Eles voaram muito alto. Agora, como Ícaro, um após o outro, por arrogância, complacência, inépcia ou por não ouvir os conselhos dos sábios, suas asas precárias derreteram e caíram no mar que os está engolindo. O último deles foi Boris Johnson, um grande amante da cultura clássica, cujo alto conhecimento usou tão pouco, dando lugar a baixos instintos populistas.

Antes dele, caiu Donald Trump, também símbolo do enorme choque nacional-populista de 2016 — com o Brexit e a conquista da Casa Branca na época— que teve seu epicentro nas grandes nações anglo-saxônicas. O ex-presidente dos EUA enfrenta agora a embaraçosa reconstrução, em comissão parlamentar, de sua atitude no triste episódio da invasão ao Capitólio após sua derrota nas eleições presidenciais de 2020.

Outros companheiros da época de ouro do populismo ocidental sofreram um destino semelhante. Matteo Salvini, líder da Liga, que chegou à vice-presidência do Governo e teve mais de 30% das intenções de voto, respinga em um escorregador político lamacento. Seus parceiros de aventura no Executivo hiperpopulista formado na Itália em 2018, o Movimento Cinco Estrelas, estão gravemente feridos e acabam de sofrer uma separação.
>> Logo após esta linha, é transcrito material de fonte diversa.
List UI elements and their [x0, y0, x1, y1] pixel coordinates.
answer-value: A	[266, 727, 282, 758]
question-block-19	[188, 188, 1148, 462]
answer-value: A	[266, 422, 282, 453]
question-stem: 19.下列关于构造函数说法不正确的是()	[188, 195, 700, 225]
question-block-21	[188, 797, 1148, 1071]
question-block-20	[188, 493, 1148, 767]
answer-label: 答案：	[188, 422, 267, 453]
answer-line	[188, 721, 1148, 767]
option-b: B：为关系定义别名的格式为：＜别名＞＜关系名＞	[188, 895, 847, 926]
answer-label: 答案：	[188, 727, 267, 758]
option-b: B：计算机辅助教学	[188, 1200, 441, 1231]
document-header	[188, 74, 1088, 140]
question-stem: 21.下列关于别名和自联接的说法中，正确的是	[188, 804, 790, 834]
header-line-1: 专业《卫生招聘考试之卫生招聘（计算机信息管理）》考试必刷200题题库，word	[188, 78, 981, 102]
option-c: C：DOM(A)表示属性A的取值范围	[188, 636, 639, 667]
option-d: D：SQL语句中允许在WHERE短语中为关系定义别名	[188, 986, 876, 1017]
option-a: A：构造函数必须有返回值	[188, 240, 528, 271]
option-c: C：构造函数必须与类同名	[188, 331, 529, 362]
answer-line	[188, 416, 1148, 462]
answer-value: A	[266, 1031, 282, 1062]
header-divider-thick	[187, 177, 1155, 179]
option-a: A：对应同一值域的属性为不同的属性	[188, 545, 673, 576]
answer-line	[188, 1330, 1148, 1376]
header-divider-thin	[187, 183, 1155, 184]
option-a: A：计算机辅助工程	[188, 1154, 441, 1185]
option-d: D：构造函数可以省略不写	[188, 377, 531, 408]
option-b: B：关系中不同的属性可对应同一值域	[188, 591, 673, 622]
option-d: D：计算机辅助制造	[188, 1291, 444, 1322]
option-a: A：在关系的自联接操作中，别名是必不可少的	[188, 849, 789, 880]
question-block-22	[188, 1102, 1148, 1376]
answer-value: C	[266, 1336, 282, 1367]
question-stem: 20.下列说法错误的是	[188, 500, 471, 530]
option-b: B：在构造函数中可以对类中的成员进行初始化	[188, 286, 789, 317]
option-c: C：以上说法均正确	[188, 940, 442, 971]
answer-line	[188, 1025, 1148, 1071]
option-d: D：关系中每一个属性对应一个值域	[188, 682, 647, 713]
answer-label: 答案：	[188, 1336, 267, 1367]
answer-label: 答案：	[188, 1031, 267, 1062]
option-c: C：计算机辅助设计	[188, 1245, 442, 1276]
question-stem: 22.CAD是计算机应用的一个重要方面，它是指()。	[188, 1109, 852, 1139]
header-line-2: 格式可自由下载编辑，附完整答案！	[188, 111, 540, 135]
Ambos, marcados por gestões no mínimo questionáveis, escândalos e lideranças muitas vezes despreparadas.

Há outros. Na Áustria, o ultradireitista Partido da Liberdade (FPO), foi expulso do poder após um escândalo que revelou a nebulosidade de sua liderança. Na Eslovênia, os eleitores jogaram o nacional-populista Janez Jansa no mar político.

Os porta-bandeiras do populismo ocidental sentem-se muito mal por se aproximarem do sol do poder. Cada um tem sua história, mas geralmente suas asas não aguentam: tendem a ser ineficazes na gestão, muito propensas a escândalos. Neste contexto, é significativo notar que, ao contrário dos casos anteriores, Marine Le Pen conseguiu evitar esta grande ressaca e obter resultados não vitoriosos mas convincentes nas recentes eleições presidenciais e legislativas. Talvez seja porque ninguém conseguiu julgá-la por sua ação do governo. Talvez, depois de passar pelo poder, ela também caísse no mar.

O acúmulo de casos é suficiente para traçar uma tendência. É provável que o Brasil confirme a dinâmica com a derrota de Jair Bolsonaro nas eleições presidenciais, em outubro.

mandato nos EUA

O Partido Conservador britânico – conhecido como uma monarquia absoluta moderada pelo regicídio – realizou uma operação necessária para seu país e para seu próprio futuro. O acúmulo de escândalos e fragilidades era insustentável. Não sabemos quanto dessa ação responde a critérios morais e quanto a meros cálculos de poder. De qualquer forma, foi uma ação correta, e seria de esperar que o Partido Republicano dos EUA fizesse o mesmo e finalmente se livrasse do espectro de Trump.

É fundamental que os partidos conservadores tradicionais, descarrilados em uma vertente nacional-populista, redirecionem suas trajetórias para órbitas mais moderadas. A solução para o desafio da extrema direita é não abraçar sua tese. Isso é muito negativo para as democracias, que talvez tenham seu principal risco nesse fenômeno, mas também para eles mesmos. A glória do voo é muito breve. O impacto contra o mar vem depois, e vamos ver como voltar a partir daí.